Principal Investigator: RAYMOND SLAVIN
Abstract: Allergic bronchopulmonary aspergillosis (ABPA) is a hypersensitivity lung disease resulting from a damaging immune response directed to the ubiquitous fungus, Aspergillus fumigatus (Af). Our work has led us to hypothesize that particular HLA alleles fashion T cell repertories that ultimately either result in ABPA or protective immunity. The long term objectives of this application are to characterize AF-specific T cell responses in ABPA and non-ABPA patients in order to gain an understanding of the immune mechanisms underlying this disease, to determine the immune parameters that can be useful in diagnosis, and to identify those parameters that will be useful in future immunotherapy.

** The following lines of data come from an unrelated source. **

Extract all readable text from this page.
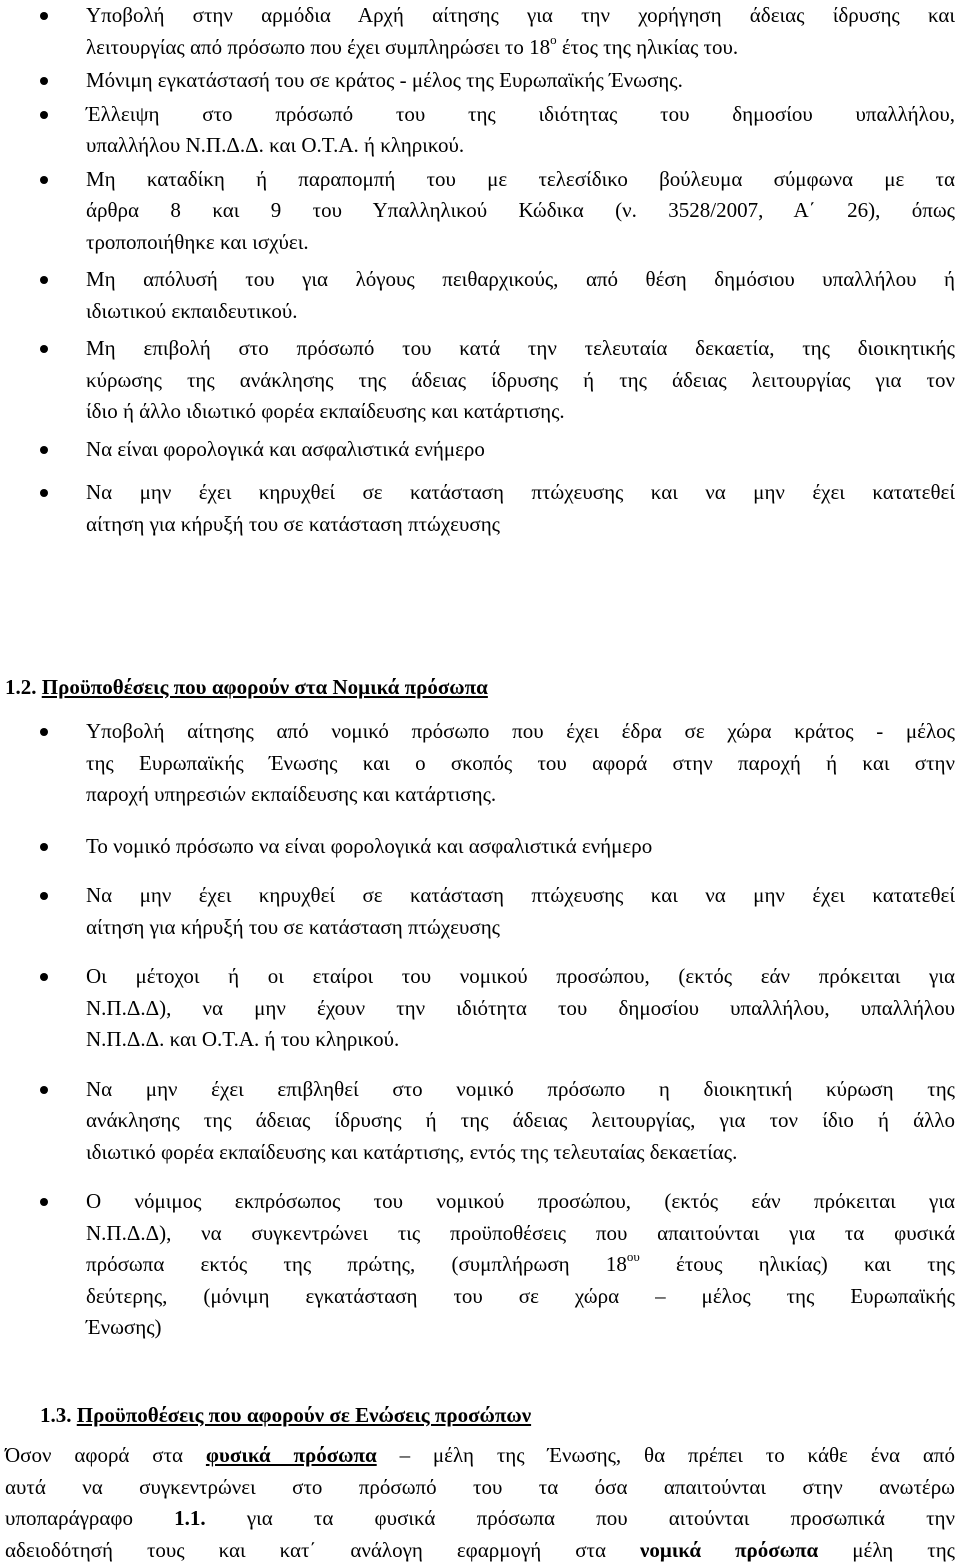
Υποβολή στην αρμόδια Αρχή αίτησης για την χορήγηση άδειας ίδρυσης και
λειτουργίας από πρόσωπο που έχει συμπληρώσει το $18^o$ έτος της ηλικίας του.
Μόνιμη εγκατάστασή του σε κράτος - μέλος της Ευρωπαϊκής Ένωσης.
Έλλειψη στο πρόσωπό του της ιδιότητας του δημοσίου υπαλλήλου,
υπαλλήλου Ν.Π.Δ.Δ. και Ο.Τ.Α. ή κληρικού.
Μη καταδίκη ή παραπομπή του με τελεσίδικο βούλευμα σύμφωνα με τα
άρθρα 8 και 9 του Υπαλληλικού Κώδικα (ν. 3528/2007, Α΄ 26), όπως
τροποποιήθηκε και ισχύει.
Μη απόλυσή του για λόγους πειθαρχικούς, από θέση δημόσιου υπαλλήλου ή
ιδιωτικού εκπαιδευτικού.
Μη επιβολή στο πρόσωπό του κατά την τελευταία δεκαετία, της διοικητικής
κύρωσης της ανάκλησης της άδειας ίδρυσης ή της άδειας λειτουργίας για τον
ίδιο ή άλλο ιδιωτικό φορέα εκπαίδευσης και κατάρτισης.
Να είναι φορολογικά και ασφαλιστικά ενήμερο
Να μην έχει κηρυχθεί σε κατάσταση πτώχευσης και να μην έχει κατατεθεί
αίτηση για κήρυξή του σε κατάσταση πτώχευσης
1.2. Προϋποθέσεις που αφορούν στα Νομικά πρόσωπα
Υποβολή αίτησης από νομικό πρόσωπο που έχει έδρα σε χώρα κράτος - μέλος
της Ευρωπαϊκής Ένωσης και ο σκοπός του αφορά στην παροχή ή και στην
παροχή υπηρεσιών εκπαίδευσης και κατάρτισης.
Το νομικό πρόσωπο να είναι φορολογικά και ασφαλιστικά ενήμερο
Να μην έχει κηρυχθεί σε κατάσταση πτώχευσης και να μην έχει κατατεθεί
αίτηση για κήρυξή του σε κατάσταση πτώχευσης
Οι μέτοχοι ή οι εταίροι του νομικού προσώπου, (εκτός εάν πρόκειται για
Ν.Π.Δ.Δ), να μην έχουν την ιδιότητα του δημοσίου υπαλλήλου, υπαλλήλου
Ν.Π.Δ.Δ. και Ο.Τ.Α. ή του κληρικού.
Να μην έχει επιβληθεί στο νομικό πρόσωπο η διοικητική κύρωση της
ανάκλησης της άδειας ίδρυσης ή της άδειας λειτουργίας, για τον ίδιο ή άλλο
ιδιωτικό φορέα εκπαίδευσης και κατάρτισης, εντός της τελευταίας δεκαετίας.
Ο νόμιμος εκπρόσωπος του νομικού προσώπου, (εκτός εάν πρόκειται για
Ν.Π.Δ.Δ), να συγκεντρώνει τις προϋποθέσεις που απαιτούνται για τα φυσικά
πρόσωπα εκτός της πρώτης, (συμπλήρωση $18^{o\upsilon}$ έτους ηλικίας) και της
δεύτερης, (μόνιμη εγκατάσταση του σε χώρα – μέλος της Ευρωπαϊκής
Ένωσης)
1.3. Προϋποθέσεις που αφορούν σε Ενώσεις προσώπων
Όσον αφορά στα φυσικά πρόσωπα – μέλη της Ένωσης, θα πρέπει το κάθε ένα από
αυτά να συγκεντρώνει στο πρόσωπό του τα όσα απαιτούνται στην ανωτέρω
υποπαράγραφο 1.1. για τα φυσικά πρόσωπα που αιτούνται προσωπικά την
αδειοδότησή τους και κατ΄ ανάλογη εφαρμογή στα νομικά πρόσωπα μέλη της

The first specific aim is to determine if ABPA is associated with a combination of particular HLA-DR2, HLA-DR5 and HLA-DQ2 genotypes. We will genotype both ABPA and non-ABPA asthmatic and CF patients to establish which HLA-DR genotypes are associated with susceptibility to ABPA and which genotypes of DQ2 are associated with resistance. The second specific aim is to determine qualitative and quantitative differences of Asp f1-specific CD4+ T cells in ABPA versus non-ABPa CF and asthmatic patients. Peripheral blood and bronchoalveolar lavage T cells, from both ABPA and non-ABPA groups, will be analyzed for cytokine profiles, HLA-restriction, epitope specificity and ability of T cell clones to respond to closely related HLA-DR alleles. The third specific aim is to test our hypothesis in transgenic mice that T cells fashioned under the influence of particular HLA alleles either contribute to host susceptibility or resistance to ABPA. We will breed transgenic mice to express "at risk" HLA-DRB1*1501 alleles in the presence or absence of HLA-DQ2 and determine with appropriate sensitization and challenge whether these mice develop the acute lung responses that is requisite for ABPA.